Samantabhadri (Sanskrit; Devanagari: समन्तभद्री ; IAST: samantabhadrī, ) is a dakini and female Buddha from the Vajrayana Buddhist tradition. She is the consort and female counterpart of Samantabhadra, known amongst some Tibetan Buddhists as the Primordial Buddha. Samantabhadri herself is known as the primordial Mother Buddha. Samantabhadri is the dharmakaya dakini aspect of the Trikaya, or three bodies of a Buddha. As such, Samantabhadri represents the aspect of Buddhahood in whom delusion and conceptual thought have never arisen. As font or wellspring of the aspects of the divine feminine she may be understood as the Great Mother or as an aspect of Prajnaparamita.

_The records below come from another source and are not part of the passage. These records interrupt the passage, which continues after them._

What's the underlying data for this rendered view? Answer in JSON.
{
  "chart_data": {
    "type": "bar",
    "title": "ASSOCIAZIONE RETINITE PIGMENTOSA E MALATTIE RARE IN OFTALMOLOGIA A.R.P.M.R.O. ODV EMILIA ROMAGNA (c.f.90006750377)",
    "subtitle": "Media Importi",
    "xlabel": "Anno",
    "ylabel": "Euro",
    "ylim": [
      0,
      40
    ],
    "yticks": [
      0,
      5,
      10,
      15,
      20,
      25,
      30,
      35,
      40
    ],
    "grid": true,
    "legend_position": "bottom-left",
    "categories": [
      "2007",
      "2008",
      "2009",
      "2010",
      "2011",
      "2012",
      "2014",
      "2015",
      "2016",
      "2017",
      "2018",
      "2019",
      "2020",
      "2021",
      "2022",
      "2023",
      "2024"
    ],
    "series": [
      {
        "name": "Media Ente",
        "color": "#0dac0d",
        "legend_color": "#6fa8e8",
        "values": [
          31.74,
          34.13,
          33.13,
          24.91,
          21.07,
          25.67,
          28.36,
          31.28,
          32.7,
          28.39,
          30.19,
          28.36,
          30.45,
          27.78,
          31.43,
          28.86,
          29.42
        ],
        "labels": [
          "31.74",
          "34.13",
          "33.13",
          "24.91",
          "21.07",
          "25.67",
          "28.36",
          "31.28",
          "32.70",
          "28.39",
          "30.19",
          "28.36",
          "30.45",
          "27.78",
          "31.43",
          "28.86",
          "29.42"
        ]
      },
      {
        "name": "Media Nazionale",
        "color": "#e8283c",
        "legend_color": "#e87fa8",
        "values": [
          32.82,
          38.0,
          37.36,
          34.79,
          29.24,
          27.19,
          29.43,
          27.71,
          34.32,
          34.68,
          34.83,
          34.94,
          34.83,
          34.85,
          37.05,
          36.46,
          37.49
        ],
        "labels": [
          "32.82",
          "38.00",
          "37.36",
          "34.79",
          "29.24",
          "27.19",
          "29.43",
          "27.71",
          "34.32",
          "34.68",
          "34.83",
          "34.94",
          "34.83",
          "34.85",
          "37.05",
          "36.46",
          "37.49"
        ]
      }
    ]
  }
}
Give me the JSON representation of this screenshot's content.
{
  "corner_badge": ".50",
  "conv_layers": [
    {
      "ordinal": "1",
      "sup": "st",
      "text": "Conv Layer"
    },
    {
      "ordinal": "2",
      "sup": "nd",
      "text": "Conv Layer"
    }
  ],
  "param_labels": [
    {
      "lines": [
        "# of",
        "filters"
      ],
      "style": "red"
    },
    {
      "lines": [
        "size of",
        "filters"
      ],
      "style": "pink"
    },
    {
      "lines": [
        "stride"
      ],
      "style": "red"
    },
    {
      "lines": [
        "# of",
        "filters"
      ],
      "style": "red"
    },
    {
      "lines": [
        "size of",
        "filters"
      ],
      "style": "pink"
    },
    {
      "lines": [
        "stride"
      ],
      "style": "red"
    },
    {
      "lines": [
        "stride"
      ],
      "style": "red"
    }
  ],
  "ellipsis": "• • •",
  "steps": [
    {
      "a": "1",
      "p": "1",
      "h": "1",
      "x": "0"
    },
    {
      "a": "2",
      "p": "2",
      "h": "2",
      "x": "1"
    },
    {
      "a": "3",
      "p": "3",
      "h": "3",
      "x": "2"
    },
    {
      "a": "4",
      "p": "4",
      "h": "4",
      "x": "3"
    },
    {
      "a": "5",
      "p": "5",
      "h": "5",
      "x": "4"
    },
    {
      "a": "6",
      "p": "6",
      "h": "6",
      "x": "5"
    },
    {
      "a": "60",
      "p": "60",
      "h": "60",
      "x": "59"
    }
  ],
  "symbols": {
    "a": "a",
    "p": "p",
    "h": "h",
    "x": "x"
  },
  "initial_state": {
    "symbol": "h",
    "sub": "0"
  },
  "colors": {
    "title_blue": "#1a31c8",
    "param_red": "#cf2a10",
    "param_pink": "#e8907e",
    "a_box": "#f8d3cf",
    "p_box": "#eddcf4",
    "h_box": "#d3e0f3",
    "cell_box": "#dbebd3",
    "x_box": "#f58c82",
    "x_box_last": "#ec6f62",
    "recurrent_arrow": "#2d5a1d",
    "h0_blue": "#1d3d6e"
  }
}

Samantabhadri is a figure found primarily in the Nyingma or Old Translation school of Tibetan Buddhism. A figure that is nearly equivalent to Samantabhadri in the New Translation or Sarma schools is Vajradhatu-ishvari; she is dark blue and her consort is Vajradhara.

==Description and meaning==
Samantabhadri is the expression of a concept essentially inexpressible in word or symbol, the ultimate voidness nature of mind. This aspect of the dakini is beyond gender, form or expression. According to Judith Simmer-Brown, the power of the dakini in all her forms is based on the fact that all meditation practices ultimately point to the Samantabhadri dakini. In her iconography, Samantabhadri is white, the primary symbol of the wisdom aspect of mind - in contrast to her consort who is sky blue, representing limitlessness and formlessness. Like her consort she appears naked (Sanskrit: digambara) and unadorned, representing the essential nature of mind. Samantabhadri is usually shown in yab-yum union with her consort but she is sometimes shown alone, seated in lotus posture (also known as mahamudra) with her hands in meditation posture in her lap.

==Emanantions==
Yeshe Tsogyal was known as an emanation of Samantabhadri, according to Simmer-Brown, in her subtlest form Yeshe Tsogyal was known as "expanse of mahāsukha Küntusangmo [Samantabhadrī], the all-good queen".

==Literature==
One of the Nineteen Tantras which is the Seventeen Tantras of Dzogchen Upadeshavarga with additions is entitled Samantabhadri's Tantra of the Blazing Sun of the Brilliant Expanse.